One of the country’s leading political scientists, Professor John Makumbe, has said that MDC-T leader Prime Minister Morgan Tsvangirai, and not any other political party, can defeat President Robert Mugabe in the next elections.
Makumbe described the presidential elections as a “two-horse race” between President Mugabe and Tsvangirai, although other parties’ leaders’ names had been thrown into the election ring.
MDC-M president Arthur Mutambara, Simba Makoni of the Mavambo/Dawn/Khusile party, and Dumiso Dabengwa, the Zapu leader, are other contenders for the country’s top political hot seat.

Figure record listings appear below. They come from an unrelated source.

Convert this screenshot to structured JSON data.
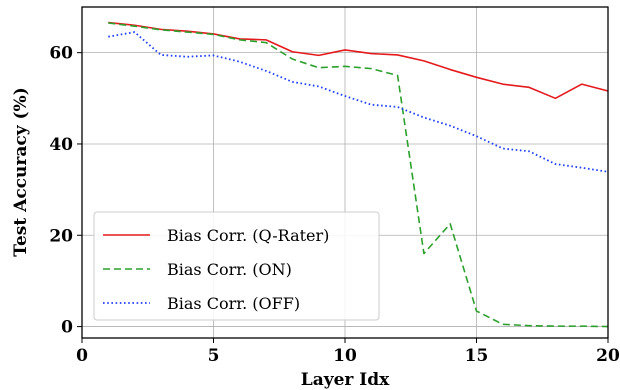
{
  "chart_data": {
    "type": "line",
    "xlabel": "Layer Idx",
    "ylabel": "Test Accuracy (%)",
    "xlim": [
      0,
      20
    ],
    "ylim": [
      -2.5,
      70
    ],
    "xticks": [
      0,
      5,
      10,
      15,
      20
    ],
    "yticks": [
      0,
      20,
      40,
      60
    ],
    "grid": true,
    "legend_position": "lower-left",
    "x": [
      1,
      2,
      3,
      4,
      5,
      6,
      7,
      8,
      9,
      10,
      11,
      12,
      13,
      14,
      15,
      16,
      17,
      18,
      19,
      20
    ],
    "series": [
      {
        "name": "Bias Corr. (Q-Rater)",
        "color": "#e41a1c",
        "style": "solid",
        "values": [
          66.6,
          66.0,
          65.1,
          64.7,
          64.1,
          63.0,
          62.8,
          60.2,
          59.4,
          60.6,
          59.8,
          59.5,
          58.2,
          56.3,
          54.6,
          53.1,
          52.4,
          50.0,
          53.1,
          51.6
        ]
      },
      {
        "name": "Bias Corr. (ON)",
        "color": "#2ca02c",
        "style": "dashed",
        "values": [
          66.5,
          65.8,
          65.0,
          64.5,
          64.0,
          62.8,
          62.2,
          58.6,
          56.7,
          57.0,
          56.5,
          55.0,
          16.0,
          22.5,
          3.4,
          0.5,
          0.2,
          0.1,
          0.1,
          0.0
        ]
      },
      {
        "name": "Bias Corr. (OFF)",
        "color": "#1f3fff",
        "style": "dotted",
        "values": [
          63.5,
          64.5,
          59.5,
          59.1,
          59.4,
          58.0,
          56.0,
          53.6,
          52.6,
          50.5,
          48.6,
          48.1,
          45.8,
          44.0,
          41.7,
          39.0,
          38.4,
          35.6,
          34.8,
          33.9
        ]
      }
    ]
  }
}
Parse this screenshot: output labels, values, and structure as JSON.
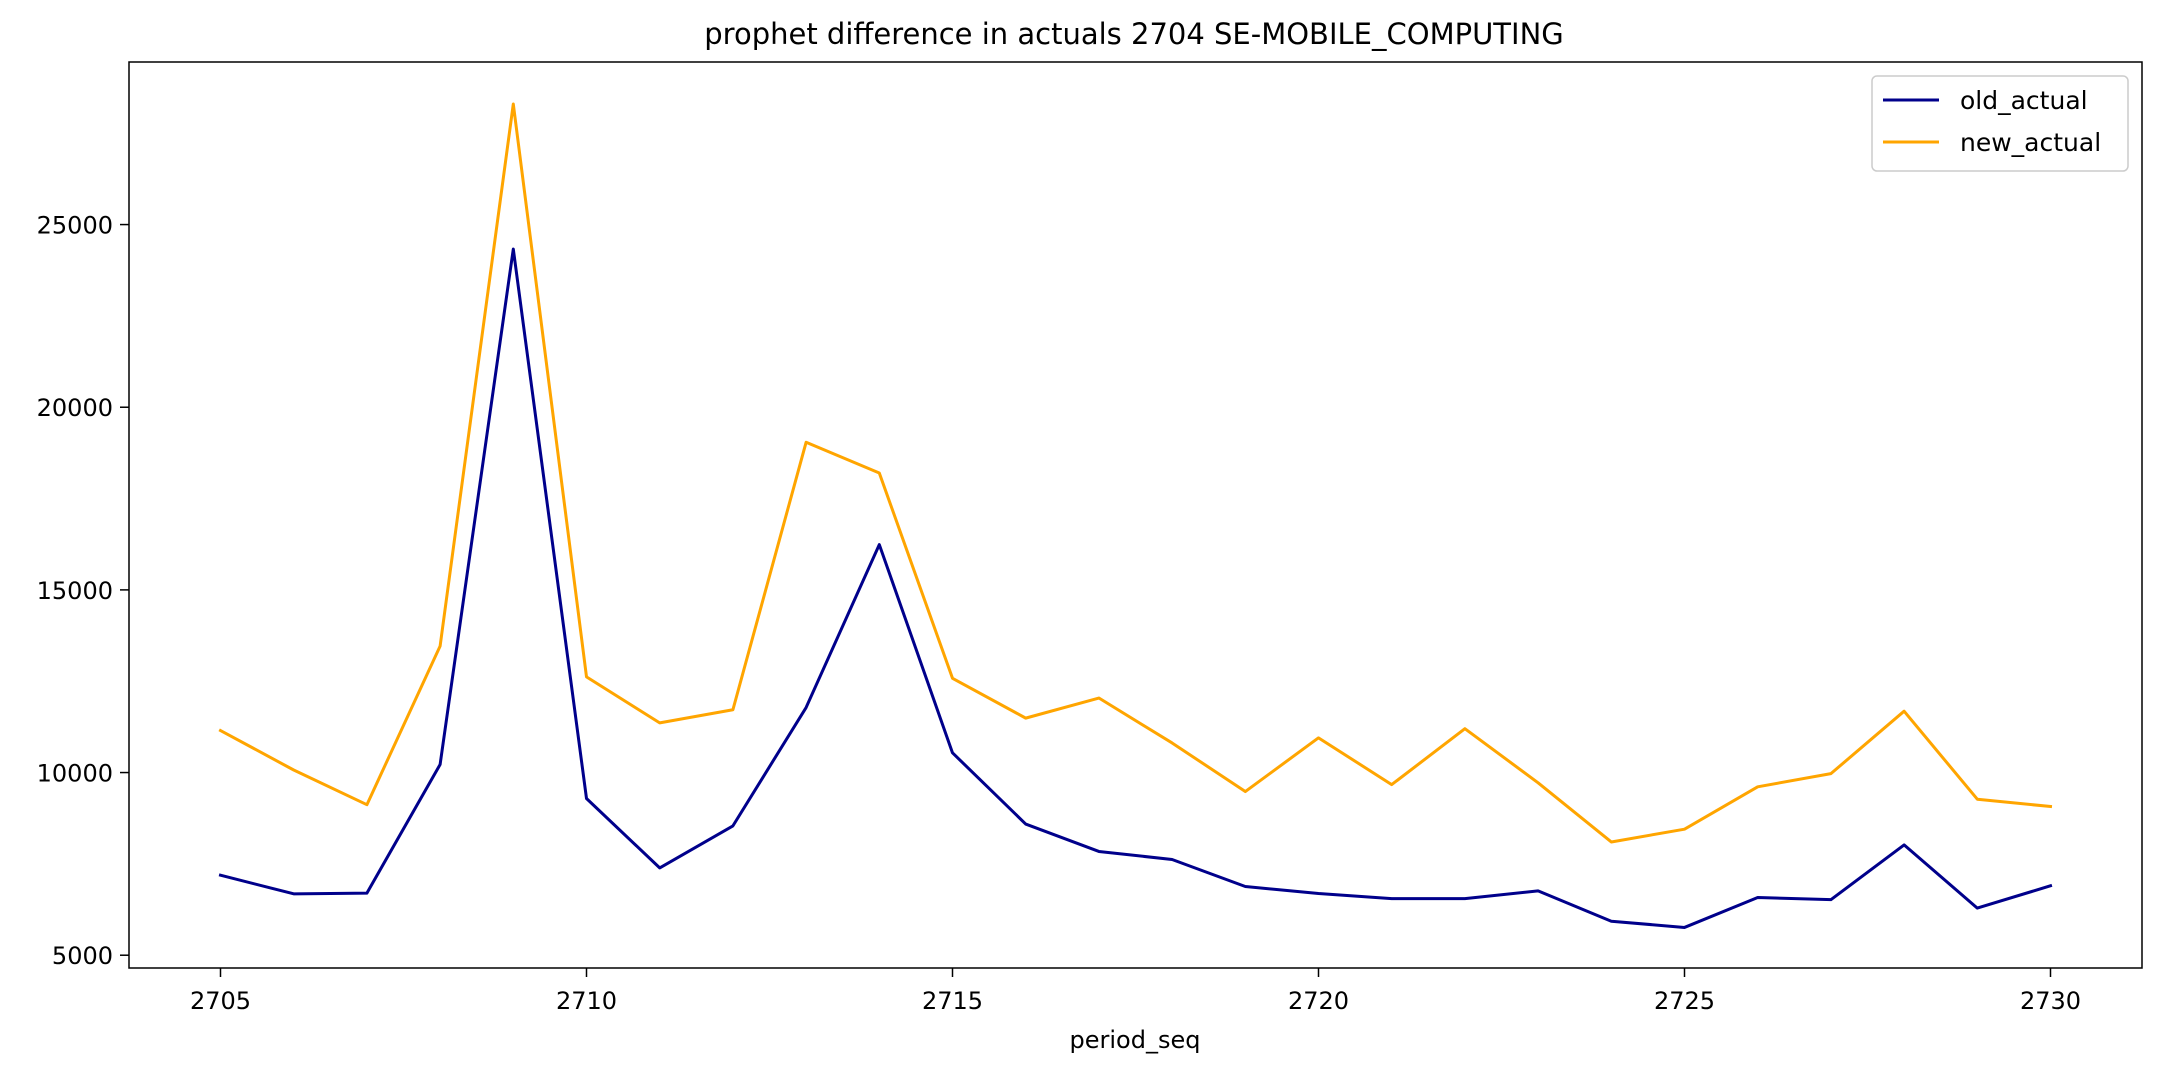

Speaking at an election reporting workshop organised by Radio Voice of the People in Harare, Makumbe said the polarisation existing in the country made the battle that of President Mugabe and Tsvangirai.
“It is Tsvangirai alone who can overthrow Mugabe, there is no middle ground. People will vote MDC-T not necessarily because they want Tsvangirai, but because they want Zanu PF out.
“Polarisation existing in the country makes the elections a two-horse race,” said Makumbe.
He said although there were other political parties which mushroomed a few years ago and would contest the elections, their formation was ill-timed.
Makoni, a former Zanu PF minister, broke away to form Mavambo ahead of the 2008 harmonised elections, while Dabengwa defected at around the same time.
“At the moment, people are not looking for a political party, they are trying to get rid of a political party which is Zanu PF,” Makumbe said.
He said if elections were ridden with violence and Tsvangirai pulled out, that would leave President Mugabe with a legitimacy crisis that would again lead to the formation of another GNU.
“If (President) Mugabe runs the elections with other smaller parties in the event that Tsvangirai pulls out, he will not be recognised. It is either he runs the elections with Tsvangirai, or he will suffer a legitimacy crisis.”
Makumbe however said the country was not ready for elections.
“Zimbabwe will never be ready for elections. The political environment is worse rather than better. There should be a level of political understanding which is non-existent; national healing failed to take off, institutions need to be de-militarised, among other prerequisites.
Zimbabwe Media Commission member Mathew Takaona also expressed concern over the prospects of a violent poll next year.
“Many Zimbabweans are resisting the elections because of the violence that usually accompanies elections in Zimbabwe. As an individual, I am also against the elections,” said Takaona.
He urged the media to play a role to ensure peaceful elections if they were to go ahead.